I mostly eat "healthy" foods by preference (and habit from growing up in a "health food" family), but for me my problem is managing portion control while never feeling completely full at the target calories per meal/day. Which can feel pretty miserable to stick with especially comparing to others in my family who more or less eat the same foods but don't have that problem at all. Keto was so effective because I actually felt "full" (at the expense of excluding a lot of otherwise healthy but carb-rich foods).

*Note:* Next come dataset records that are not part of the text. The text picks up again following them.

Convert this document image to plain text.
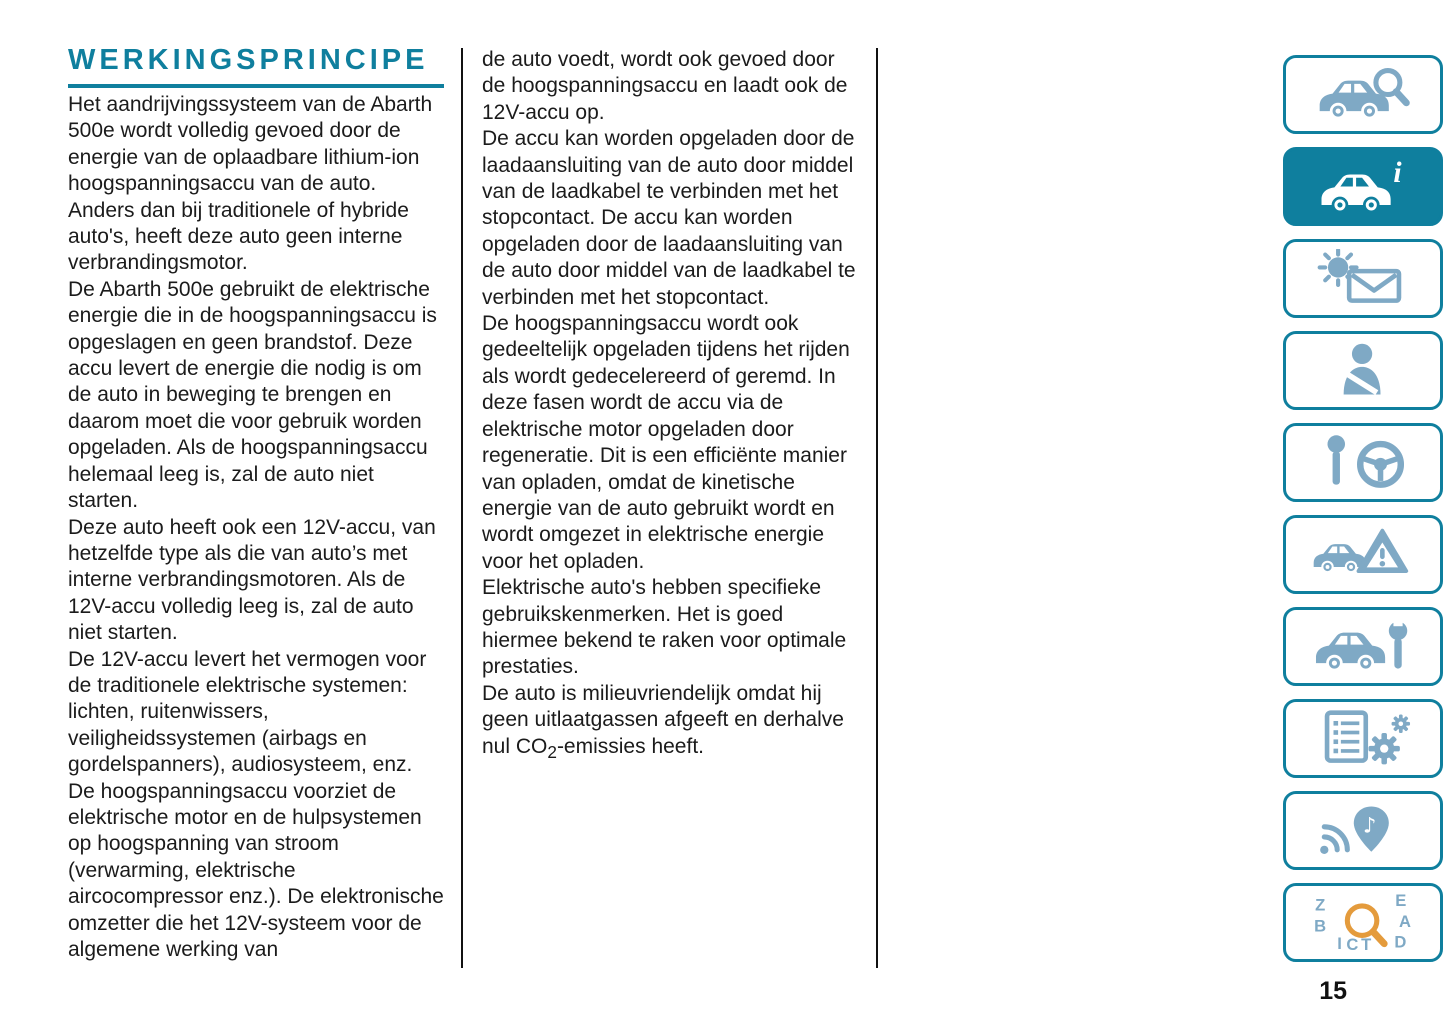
WERKINGSPRINCIPE

Het aandrijvingssysteem van de Abarth 500e wordt volledig gevoed door de energie van de oplaadbare lithium-ion hoogspanningsaccu van de auto. Anders dan bij traditionele of hybride auto's, heeft deze auto geen interne verbrandingsmotor.

De Abarth 500e gebruikt de elektrische energie die in de hoogspanningsaccu is opgeslagen en geen brandstof. Deze accu levert de energie die nodig is om de auto in beweging te brengen en daarom moet die voor gebruik worden opgeladen. Als de hoogspanningsaccu helemaal leeg is, zal de auto niet starten.

Deze auto heeft ook een 12V-accu, van hetzelfde type als die van auto’s met interne verbrandingsmotoren. Als de 12V-accu volledig leeg is, zal de auto niet starten.

De 12V-accu levert het vermogen voor de traditionele elektrische systemen: lichten, ruitenwissers, veiligheidssystemen (airbags en gordelspanners), audiosysteem, enz.

De hoogspanningsaccu voorziet de elektrische motor en de hulpsystemen op hoogspanning van stroom (verwarming, elektrische aircocompressor enz.). De elektronische omzetter die het 12V-systeem voor de algemene werking van

de auto voedt, wordt ook gevoed door de hoogspanningsaccu en laadt ook de 12V-accu op.

De accu kan worden opgeladen door de laadaansluiting van de auto door middel van de laadkabel te verbinden met het stopcontact. De accu kan worden opgeladen door de laadaansluiting van de auto door middel van de laadkabel te verbinden met het stopcontact.

De hoogspanningsaccu wordt ook gedeeltelijk opgeladen tijdens het rijden als wordt gedecelereerd of geremd. In deze fasen wordt de accu via de elektrische motor opgeladen door regeneratie. Dit is een efficiënte manier van opladen, omdat de kinetische energie van de auto gebruikt wordt en wordt omgezet in elektrische energie voor het opladen.

Elektrische auto's hebben specifieke gebruikskenmerken. Het is goed hiermee bekend te raken voor optimale prestaties.

De auto is milieuvriendelijk omdat hij geen uitlaatgassen afgeeft en derhalve nul $CO_2$-emissies heeft.

i
♪
Z	E
B	A
D
I C T
15
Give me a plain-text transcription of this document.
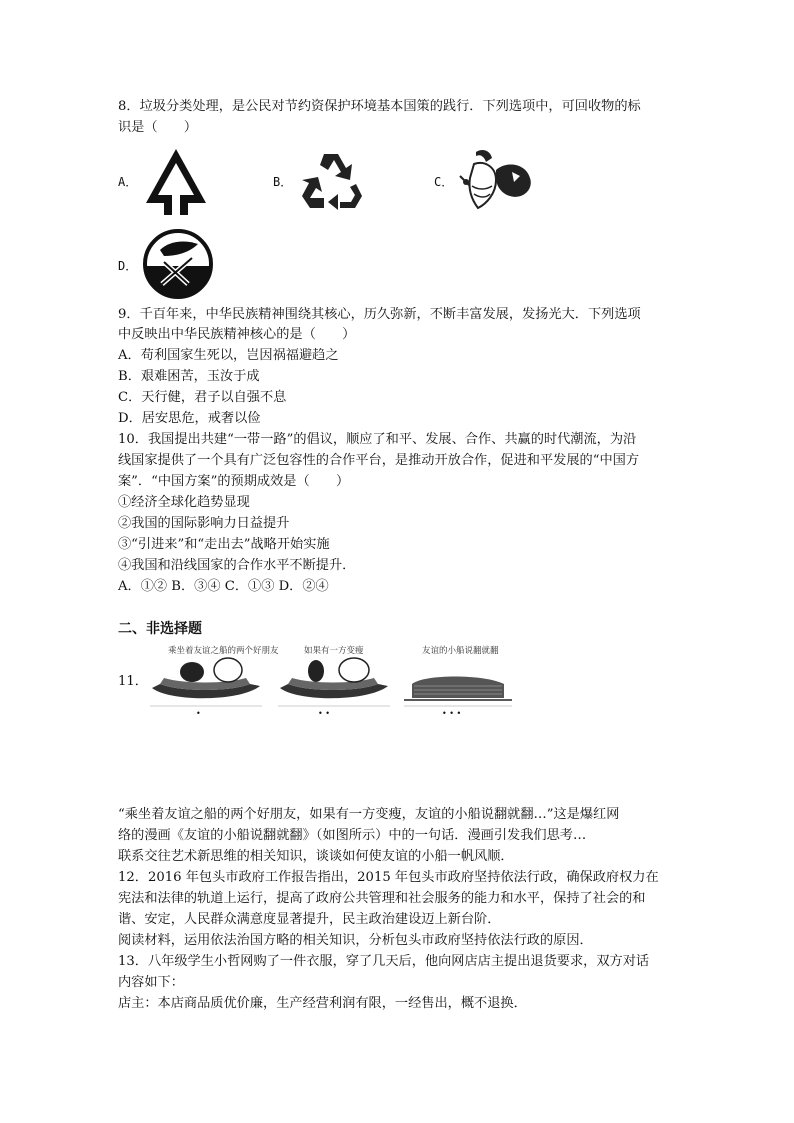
8．垃圾分类处理，是公民对节约资保护环境基本国策的践行．下列选项中，可回收物的标
识是（　　）
A．	B．	C．
D．
9．千百年来，中华民族精神围绕其核心，历久弥新，不断丰富发展，发扬光大．下列选项
中反映出中华民族精神核心的是（　　）
A．苟利国家生死以，岂因祸福避趋之
B．艰难困苦，玉汝于成
C．天行健，君子以自强不息
D．居安思危，戒奢以俭
10．我国提出共建“一带一路”的倡议，顺应了和平、发展、合作、共赢的时代潮流，为沿
线国家提供了一个具有广泛包容性的合作平台，是推动开放合作，促进和平发展的“中国方
案”．“中国方案”的预期成效是（　　）
①经济全球化趋势显现
②我国的国际影响力日益提升
③“引进来”和“走出去”战略开始实施
④我国和沿线国家的合作水平不断提升．
A．①② B．③④ C．①③ D．②④
二、非选择题
11．
乘坐着友谊之船的两个好朋友
•
如果有一方变瘦
• •
友谊的小船说翻就翻
• • •
“乘坐着友谊之船的两个好朋友，如果有一方变瘦，友谊的小船说翻就翻…”这是爆红网
络的漫画《友谊的小船说翻就翻》（如图所示）中的一句话．漫画引发我们思考…
联系交往艺术新思维的相关知识，谈谈如何使友谊的小船一帆风顺．
12．2016 年包头市政府工作报告指出，2015 年包头市政府坚持依法行政，确保政府权力在
宪法和法律的轨道上运行，提高了政府公共管理和社会服务的能力和水平，保持了社会的和
谐、安定，人民群众满意度显著提升，民主政治建设迈上新台阶．
阅读材料，运用依法治国方略的相关知识，分析包头市政府坚持依法行政的原因．
13．八年级学生小哲网购了一件衣服，穿了几天后，他向网店店主提出退货要求，双方对话
内容如下：
店主：本店商品质优价廉，生产经营利润有限，一经售出，概不退换．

Taking Zepbound definitely reshaped my perception of obesity though, compared to Keto which required constant, intense self-enforced discipline avoiding 4/5 of any menu, being on a GLP1-a and able to eat what everyone else is eating but just stop and not feel hunger pains or cravings convinced me the attitude of "fat=lacking discipline" is antiquated and ignores real variance in how different people experience hunger/satiation.